L’ancien président américain Donald Trump a publiquement remercié la direction iranienne pour ce qu’il affirme être l’annulation d’exécutions massives de manifestants. Une vague de troubles mortels à travers le pays semble en effet s’apaiser après une répression gouvernementale sévère.
Dans une publication sur sa plateforme de médias sociaux, Trump a déclaré que « toutes les pendaisons prévues, qui devaient avoir lieu hier (plus de 800), ont été annulées par les dirigeants de l’Iran. Merci ! » Il a ajouté que cette décision était « grandement respectée ». Le gouvernement iranien n’a pas annoncé publiquement de tels plans d’exécutions massives ni confirmé leur annulation.
Plusieurs résidents de Téhéran contactés par Reuters ont rapporté que la capitale était relativement calme depuis quatre jours consécutifs. Bien que des drones de surveillance aient été observés survolant la ville, aucun signe de manifestation majeure n’a été constaté jeudi ou vendredi. Un résident d’une ville du nord sur la mer Caspienne a également fait état de rues calmes. Toutes les sources ont refusé d’être identifiées pour des raisons de sécurité.
Les protestations, qui ont commencé le 28 décembre pour des griefs économiques, ont dégénéré en manifestations généralisées appelant à un changement politique. Les troubles ont culminé par une violence extrême la semaine dernière, entraînant un bilan humain significatif. Selon des groupes d’opposition et un officiel iranien, plus de 2 000 personnes ont été tuées, ce qui constitue la pire tourmente intérieure depuis la Révolution islamique de 1979.

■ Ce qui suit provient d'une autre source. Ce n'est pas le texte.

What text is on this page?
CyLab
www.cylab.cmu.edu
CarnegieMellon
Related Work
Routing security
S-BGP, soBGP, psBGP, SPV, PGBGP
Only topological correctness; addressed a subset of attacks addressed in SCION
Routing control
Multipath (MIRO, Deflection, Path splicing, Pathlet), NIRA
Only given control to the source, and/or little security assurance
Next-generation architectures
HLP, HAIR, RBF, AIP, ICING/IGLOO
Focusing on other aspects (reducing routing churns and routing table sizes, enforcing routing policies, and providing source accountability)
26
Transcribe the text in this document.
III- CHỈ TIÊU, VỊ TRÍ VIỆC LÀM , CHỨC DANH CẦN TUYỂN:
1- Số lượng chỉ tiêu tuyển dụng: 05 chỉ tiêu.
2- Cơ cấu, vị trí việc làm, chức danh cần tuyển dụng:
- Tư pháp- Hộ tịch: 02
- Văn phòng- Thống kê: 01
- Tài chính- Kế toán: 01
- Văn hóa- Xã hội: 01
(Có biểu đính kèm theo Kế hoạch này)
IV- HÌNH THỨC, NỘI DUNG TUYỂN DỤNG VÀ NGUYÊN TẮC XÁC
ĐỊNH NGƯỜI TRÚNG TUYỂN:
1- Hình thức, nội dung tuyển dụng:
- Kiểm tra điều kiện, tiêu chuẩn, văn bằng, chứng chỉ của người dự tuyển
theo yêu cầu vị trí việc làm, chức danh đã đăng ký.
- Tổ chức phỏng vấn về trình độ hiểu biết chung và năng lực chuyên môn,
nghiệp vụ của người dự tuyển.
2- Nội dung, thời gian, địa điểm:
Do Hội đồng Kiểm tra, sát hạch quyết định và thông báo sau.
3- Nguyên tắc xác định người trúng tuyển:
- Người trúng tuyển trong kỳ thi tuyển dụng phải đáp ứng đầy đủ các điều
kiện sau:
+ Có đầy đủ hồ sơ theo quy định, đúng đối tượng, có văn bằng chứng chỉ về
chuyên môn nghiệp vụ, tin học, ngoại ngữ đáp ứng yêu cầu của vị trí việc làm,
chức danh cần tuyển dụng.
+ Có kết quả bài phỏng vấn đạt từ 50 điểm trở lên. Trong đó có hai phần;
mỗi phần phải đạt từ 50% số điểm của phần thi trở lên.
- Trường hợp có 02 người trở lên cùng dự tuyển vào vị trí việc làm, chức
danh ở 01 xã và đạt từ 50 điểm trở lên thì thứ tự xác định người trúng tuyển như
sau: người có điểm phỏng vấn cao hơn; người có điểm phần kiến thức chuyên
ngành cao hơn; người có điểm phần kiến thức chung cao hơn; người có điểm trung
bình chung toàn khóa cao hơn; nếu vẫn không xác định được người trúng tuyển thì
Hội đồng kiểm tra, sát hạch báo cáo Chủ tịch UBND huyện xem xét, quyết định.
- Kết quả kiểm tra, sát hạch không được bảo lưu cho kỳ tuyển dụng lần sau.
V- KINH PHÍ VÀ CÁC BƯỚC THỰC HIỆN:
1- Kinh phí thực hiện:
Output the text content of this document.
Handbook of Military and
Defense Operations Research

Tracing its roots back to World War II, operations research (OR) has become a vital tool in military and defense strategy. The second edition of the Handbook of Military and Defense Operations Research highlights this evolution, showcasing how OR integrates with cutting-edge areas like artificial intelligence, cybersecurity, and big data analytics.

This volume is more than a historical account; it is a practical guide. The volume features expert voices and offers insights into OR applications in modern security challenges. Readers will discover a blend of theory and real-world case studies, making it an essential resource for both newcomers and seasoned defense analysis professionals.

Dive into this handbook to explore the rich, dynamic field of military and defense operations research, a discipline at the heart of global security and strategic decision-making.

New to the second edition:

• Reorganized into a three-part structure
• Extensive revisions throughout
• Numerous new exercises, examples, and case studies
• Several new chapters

La perspective immédiate d’une attaque militaire américaine s’est éloignée depuis mercredi, lorsque Trump a indiqué avoir été informé que les tueries en Iran diminuaient. Cependant, des responsables américains ont déclaré que des ressources militaires supplémentaires devraient arriver dans la région, soulignant les tensions persistantes.
Des efforts diplomatiques intenses ont été entrepris cette semaine par les alliés des États-Unis, dont l’Arabie saoudite et le Qatar, pour dissuader une éventuelle frappe américaine. Un responsable du Golfe a averti qu’une telle action aurait de graves répercussions pour toute la région et affecterait finalement les États-Unis. Parallèlement, le chef des renseignements israéliens était aux États-Unis pour des discussions sur l’Iran, les forces israéliennes étant en état d' »alerte maximale ».
Alors que les restrictions gouvernementales sur internet se sont assouplies cette semaine, des récits plus accablants de la répression ont émergé. Une femme à Téhéran a raconté à Reuters que sa fille de 15 ans avait été tuée par les forces de sécurité alors qu’elle tentait de rentrer chez elle après une manifestation. « Elle n’était pas une terroriste, pas une émeutière », a déclaré la mère.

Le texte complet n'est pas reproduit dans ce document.